The locations of the specific sequences of genetic material can be found by using fluorescent microscopy.
FISH is a form fluorescent staining. This method helps to differentiate between differing cells of sequences of DNA or RNA. It is useful when trying to determine which genes are located where.
First, a section of DNA is selected to be analyzed. The section is treated with restriction enzymes that cleave the section at the appropriate places. PCR is needed in order to ensure that there is a sufficient amount of genetic material present in order to perform the hybridization. A sample is needed to cover a slide and therefore you need enough to have the whole slide covered. PCR is used when there are small minute amounts of DNA. PCR is also the quickest way of going about this.
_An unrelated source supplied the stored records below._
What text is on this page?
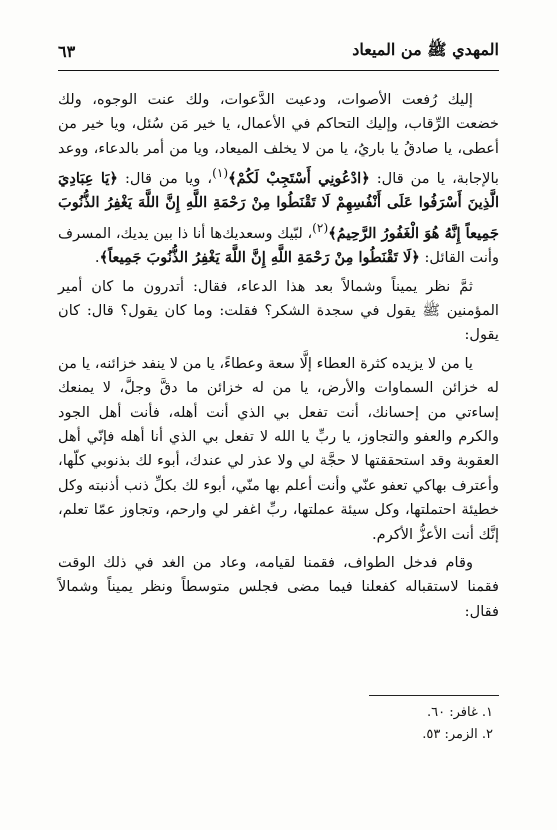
المهدي ﷺ من الميعاد
٦٣

إليك رُفعت الأصوات، ودعيت الدَّعوات، ولك عنت الوجوه، ولك خضعت الرِّقاب، وإليك التحاكم في الأعمال، يا خير مَن سُئل، ويا خير من أعطى، يا صادقُ يا باريُ، يا من لا يخلف الميعاد، ويا من أمر بالدعاء، ووعد بالإجابة، يا من قال: ﴿ادْعُونِي أَسْتَجِبْ لَكُمْ﴾$^{(١)}$، ويا من قال: ﴿يَا عِبَادِيَ الَّذِينَ أَسْرَفُوا عَلَى أَنْفُسِهِمْ لَا تَقْنَطُوا مِنْ رَحْمَةِ اللَّهِ إِنَّ اللَّهَ يَغْفِرُ الذُّنُوبَ جَمِيعاً إِنَّهُ هُوَ الْغَفُورُ الرَّحِيمُ﴾$^{(٢)}$، لبّيك وسعديك‌ها أنا ذا بين يديك، المسرف وأنت القائل: ﴿لَا تَقْنَطُوا مِنْ رَحْمَةِ اللَّهِ إِنَّ اللَّهَ يَغْفِرُ الذُّنُوبَ جَمِيعاً﴾.

ثمَّ نظر يميناً وشمالاً بعد هذا الدعاء، فقال: أتدرون ما كان أمير المؤمنين ﷺ يقول في سجدة الشكر؟ فقلت: وما كان يقول؟ قال: كان يقول:

يا من لا يزيده كثرة العطاء إلَّا سعة وعطاءً، يا من لا ينفد خزائنه، يا من له خزائن السماوات والأرض، يا من له خزائن ما دقَّ وجلَّ، لا يمنعك إساءتي من إحسانك، أنت تفعل بي الذي أنت أهله، فأنت أهل الجود والكرم والعفو والتجاوز، يا ربِّ يا الله لا تفعل بي الذي أنا أهله فإنّي أهل العقوبة وقد استحققتها لا حجَّة لي ولا عذر لي عندك، أبوء لك بذنوبي كلّها، وأعترف بهاكي تعفو عنّي وأنت أعلم بها منّي، أبوء لك بكلِّ ذنب أذنبته وكل خطيئة احتملتها، وكل سيئة عملتها، ربِّ اغفر لي وارحم، وتجاوز عمّا تعلم، إنَّك أنت الأعزُّ الأكرم.

وقام فدخل الطواف، فقمنا لقيامه، وعاد من الغد في ذلك الوقت فقمنا لاستقباله كفعلنا فيما مضى فجلس متوسطاً ونظر يميناً وشمالاً فقال:

١. غافر: ٦٠.
٢. الزمر: ٥٣.
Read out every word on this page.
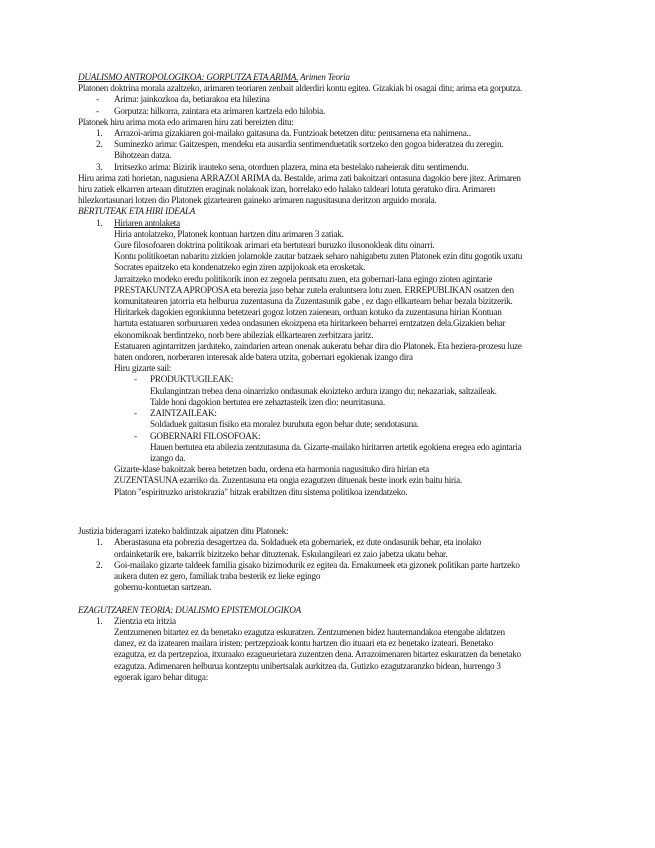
DUALISMO ANTROPOLOGIKOA: GORPUTZA ETA ARIMA. Arimen Teoria
Platonen doktrina morala azaltzeko, arimaren teoriaren zenbait alderdiri kontu egitea. Gizakiak bi osagai ditu; arima eta gorputza.
-	Arima: jainkozkoa da, betiarakoa eta hilezina
-	Gorputza: hilkorra, zaintara eta arimaren kartzela edo hilobia.
Platonek hiru arima mota edo arimaren hiru zati bereizten ditu:
1.	Arrazoi-arima gizakiaren goi-mailako gaitasuna da. Funtzioak betetzen ditu: pentsamena eta nahimena..
2.	Suminezko arima: Gaitzespen, mendeku eta ausardia sentimenduetatik sortzeko den gogoa bideratzea du zeregin.
Bihotzean datza.
3.	Irritsezko arima: Bizirik irauteko sena, otorduen plazera, mina eta bestelako naheierak ditu sentimendu.
Hiru arima zati horietan, nagusiena ARRAZOI ARIMA da. Bestalde, arima zati bakoitzari ontasuna dagokio bere jitez. Arimaren
hiru zatiek elkarren arteaan ditutzten eraginak nolakoak izan, horrelako edo halako taldeari lotuta geratuko dira. Arimaren
hilezkortasunari lotzen dio Platonek gizartearen gaineko arimaren nagusitasuna deritzon arguido morala.
BERTUTEAK ETA HIRI IDEALA
1.	Hiriaren antolaketa
Hiria antolatzeko, Platonek kontuan hartzen ditu arimaren 3 zatiak.
Gure filosofoaren doktrina politikoak arimari eta bertuteari buruzko ilusonokleak ditu oinarri.
Kontu politikoetan nabaritu zizkien jolamokle zautar batzaek seharo nahigabetu zuten Platonek ezin ditu gogotik uxatu
Socrates epaitzeko eta kondenatzeko egin ziren azpijokoak eta erosketak.
Jarraitzeko modeko eredu politikorik inon ez zegoela pentsatu zuen, eta gobernari-lana egingo zioten agintarie
PRESTAKUNTZA APROPOSA eta berezia jaso behar zutela eraluntsera lotu zuen. ERREPUBLIKAN osatzen den
komunitatearen jatorria eta helburua zuzentasuna da Zuzentasunik gabe , ez dago ellkartearn behar bezala bizitzerik.
Hiritarkek dagokien egonkiunna betetzeari gogoz lotzen zaienean, orduan kotuko da zuzentasuna hirian Kontuan
hartuta estatuaren sorburuaren xedea ondasunen ekoizpena eta hiritarkeen beharrei erntzatzen dela.Gizakien behar
ekonomikoak berdintzeko, norb bere abileziak ellkartearen zerbitzara jaritz.
Estatuaren agintarritzen jarduteko, zaindarien artean onenak aukeratu behar dira dio Platonek. Eta heziera-prozesu luze
baten ondoren, norberaren interesak alde batera utzita, gobernari egokienak izango dira
Hiru gizarte sail:
-	PRODUKTUGILEAK:
Ekulangintzan trebea dena oinarrizko ondasunak ekoizteko ardura izango du; nekazariak, saltzaileak.
Talde honi dagokion bertutea ere zehaztasteik izen dio: neurritasuna.
-	ZAINTZAILEAK:
Soldaduek gaitasun fisiko eta moralez buruhuta egon behar dute; sendotasuna.
-	GOBERNARI FILOSOFOAK:
Hauen bertutea eta abilezia zentzutasuna da. Gizarte-mailako hiritarren artetik egokiena eregea edo agintaria
izango da.
Gizarte-klase bakoitzak berea betetzen badu, ordena eta harmonia nagusituko dira hirian eta
ZUZENTASUNA ezarriko da. Zuzentasuna eta ongia ezagutzen dituenak beste inork ezin baitu hiria.
Platon "espiritruzko aristokrazia" hitzak erabiltzen ditu sistema politikoa izendatzeko.
Justizia bideragarri izateko baldintzak aipatzen ditu Platonek:
1.	Aberastasuna eta pobrezia desagertzea da. Soldaduek eta gobernariek, ez dute ondasunik behar, eta inolako
ordainketarik ere, bakarrik bizitzeko behar dituztenak. Eskulangileari ez zaio jabetza ukatu behar.
2.	Goi-mailako gizarte taldeek familia gisako bizimodurik ez egitea da. Emakumeek eta gizonek politikan parte hartzeko
aukera duten ez gero, familiak traba besterik ez lieke egingo
gobernu-kontuetan sartzean.
EZAGUTZAREN TEORIA: DUALISMO EPISTEMOLOGIKOA
1.	Zientzia eta iritzia
Zentzumenen bitartez ez da benetako ezagutza eskuratzen. Zentzumenen bidez hautemandakoa etengabe aldatzen
danez, ez da izatearen mailara iristen: pertzepzioak kontu hartzen dio ituaari eta ez benetako izateari. Benetako
ezagutza, ez da pertzepzioa, itxuraako ezagueurietara zuzentzen dena. Arrazoimenaren bitartez eskuratzen da benetako
ezagutza. Adimenaren helburua kontzeptu unibertsalak aurkitzea da. Gutizko ezagutzaranzko bidean, hurrengo 3
egoerak igaro behar dituga:
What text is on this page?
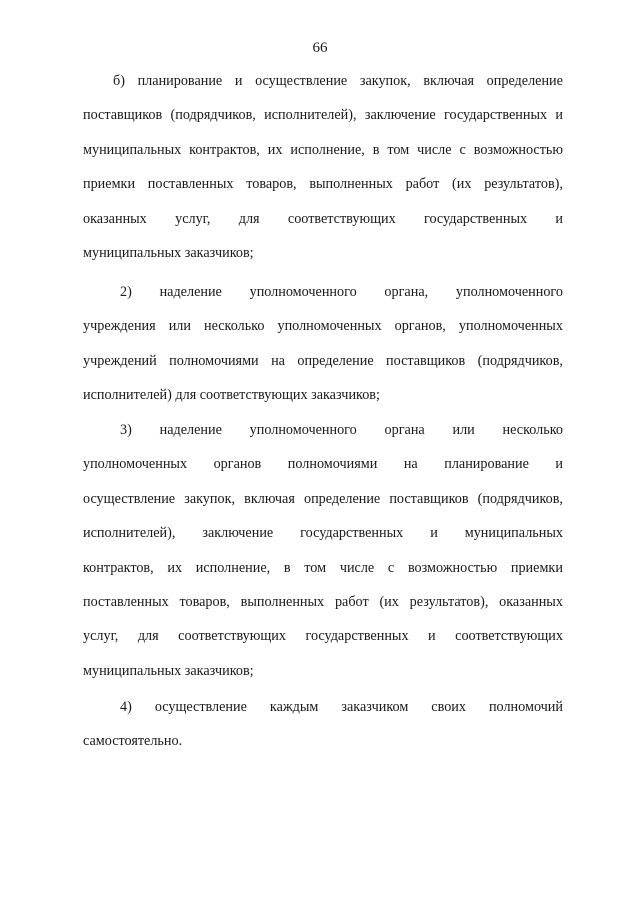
66
б) планирование и осуществление закупок, включая определение
поставщиков (подрядчиков, исполнителей), заключение государственных и
муниципальных контрактов, их исполнение, в том числе с возможностью
приемки поставленных товаров, выполненных работ (их результатов),
оказанных услуг, для соответствующих государственных и
муниципальных заказчиков;
2) наделение уполномоченного органа, уполномоченного
учреждения или несколько уполномоченных органов, уполномоченных
учреждений полномочиями на определение поставщиков (подрядчиков,
исполнителей) для соответствующих заказчиков;
3) наделение уполномоченного органа или несколько
уполномоченных органов полномочиями на планирование и
осуществление закупок, включая определение поставщиков (подрядчиков,
исполнителей), заключение государственных и муниципальных
контрактов, их исполнение, в том числе с возможностью приемки
поставленных товаров, выполненных работ (их результатов), оказанных
услуг, для соответствующих государственных и соответствующих
муниципальных заказчиков;
4) осуществление каждым заказчиком своих полномочий
самостоятельно.
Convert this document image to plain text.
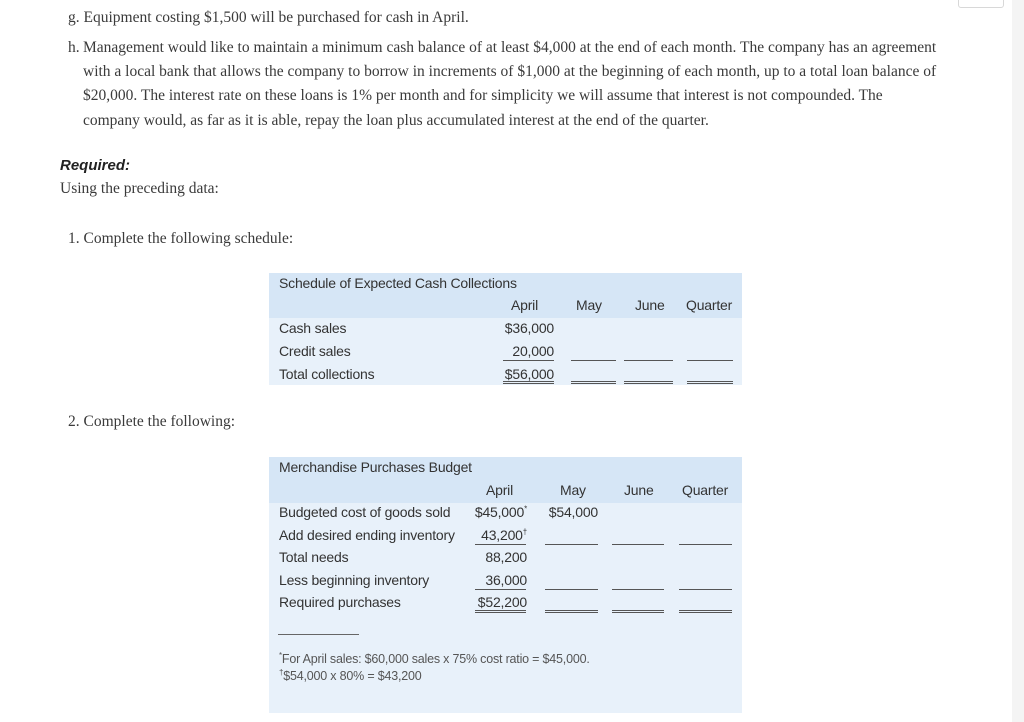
g. Equipment costing $1,500 will be purchased for cash in April.
h. Management would like to maintain a minimum cash balance of at least $4,000 at the end of each month. The company has an agreement with a local bank that allows the company to borrow in increments of $1,000 at the beginning of each month, up to a total loan balance of $20,000. The interest rate on these loans is 1% per month and for simplicity we will assume that interest is not compounded. The company would, as far as it is able, repay the loan plus accumulated interest at the end of the quarter.
Required:
Using the preceding data:
1. Complete the following schedule:
Schedule of Expected Cash Collections
April	May June Quarter
Cash sales	$36,000
Credit sales	20,000
Total collections	$56,000
2. Complete the following:
Merchandise Purchases Budget
April	May	June Quarter
Budgeted cost of goods sold	$45,000*	$54,000
Add desired ending inventory	43,200†
Total needs	88,200
Less beginning inventory	36,000
Required purchases	$52,200
*For April sales: $60,000 sales x 75% cost ratio = $45,000.
†$54,000 x 80% = $43,200
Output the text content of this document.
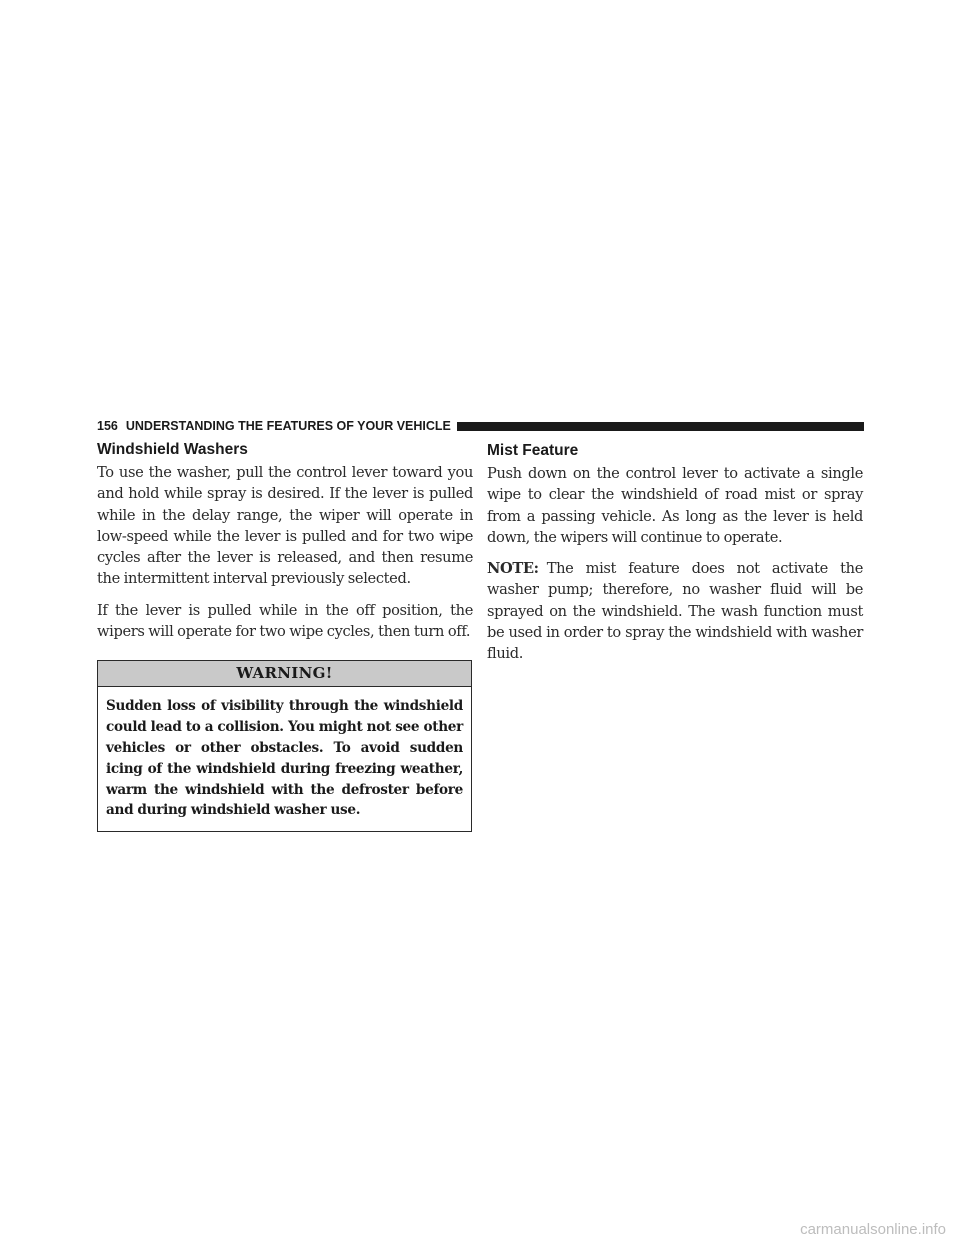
156 UNDERSTANDING THE FEATURES OF YOUR VEHICLE
Windshield Washers

To use the washer, pull the control lever toward you and hold while spray is desired. If the lever is pulled while in the delay range, the wiper will operate in low-speed while the lever is pulled and for two wipe cycles after the lever is released, and then resume the intermittent interval previously selected.

If the lever is pulled while in the off position, the wipers will operate for two wipe cycles, then turn off.

WARNING!
Sudden loss of visibility through the windshield could lead to a collision. You might not see other vehicles or other obstacles. To avoid sudden icing of the windshield during freezing weather, warm the windshield with the defroster before and during windshield washer use.
Mist Feature

Push down on the control lever to activate a single wipe to clear the windshield of road mist or spray from a passing vehicle. As long as the lever is held down, the wipers will continue to operate.

NOTE: The mist feature does not activate the washer pump; therefore, no washer fluid will be sprayed on the windshield. The wash function must be used in order to spray the windshield with washer fluid.

carmanualsonline.info
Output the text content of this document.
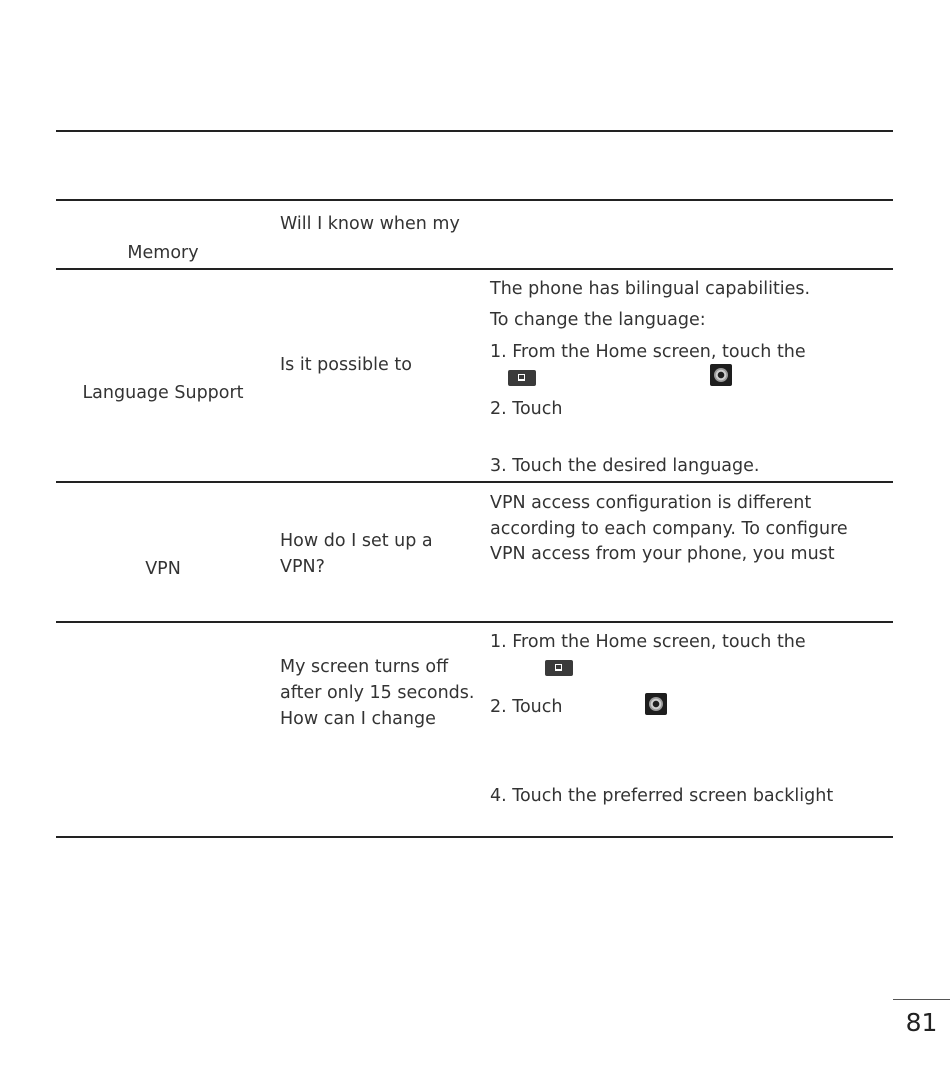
Will I know when my
Memory
Language Support
Is it possible to
The phone has bilingual capabilities.
To change the language:
1. From the Home screen, touch the
2. Touch
3. Touch the desired language.
VPN
How do I set up a
VPN?
VPN access configuration is different
according to each company. To configure
VPN access from your phone, you must
My screen turns off
after only 15 seconds.
How can I change
1. From the Home screen, touch the
2. Touch
4. Touch the preferred screen backlight
81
Once a sufficient amount of genetic material is present, it is fixed onto a slide. This is done using chemicals that promote adhesion of the molecules to the slide. A slide is prepared by fixing the DNA sample to it. A fixative compound is added to ensure that the sample will securely be on the slide. This is impertinent because the sample needs to stay on the slide as there will be subsequent washes to ensure that the sample fluoresces correctly. Most likely the fixative will be some sort of methanol, acetic acid combination. After the sample has been fixed onto the slide, it is then treated with a temperature gradient. This helps to slowly spread out the sequences of DNA.
A probe with the same sequences as the DNA adhered to the slide is treated with fluorescent dyes. Both the slide and probe are then treated with a chemical that denatures the sequences. This breaks apart the bonds between the double stranded DNA/RNA. Certain probes can be treated with different hued fluorescent dyes allowing more than one type of DNA to be examined at the same time.
The samples are left there for about 30 minutes where the sequences would comeback together. Hopefully taking in some of the DNA with the fluorescent material. The fixed DNA on the slide would then attach itself to the parts of the probe. The sample would then take in the fluorescent material of the probe.
The locations of the specific sequences of genetic material can be found by using fluorescent microscopy.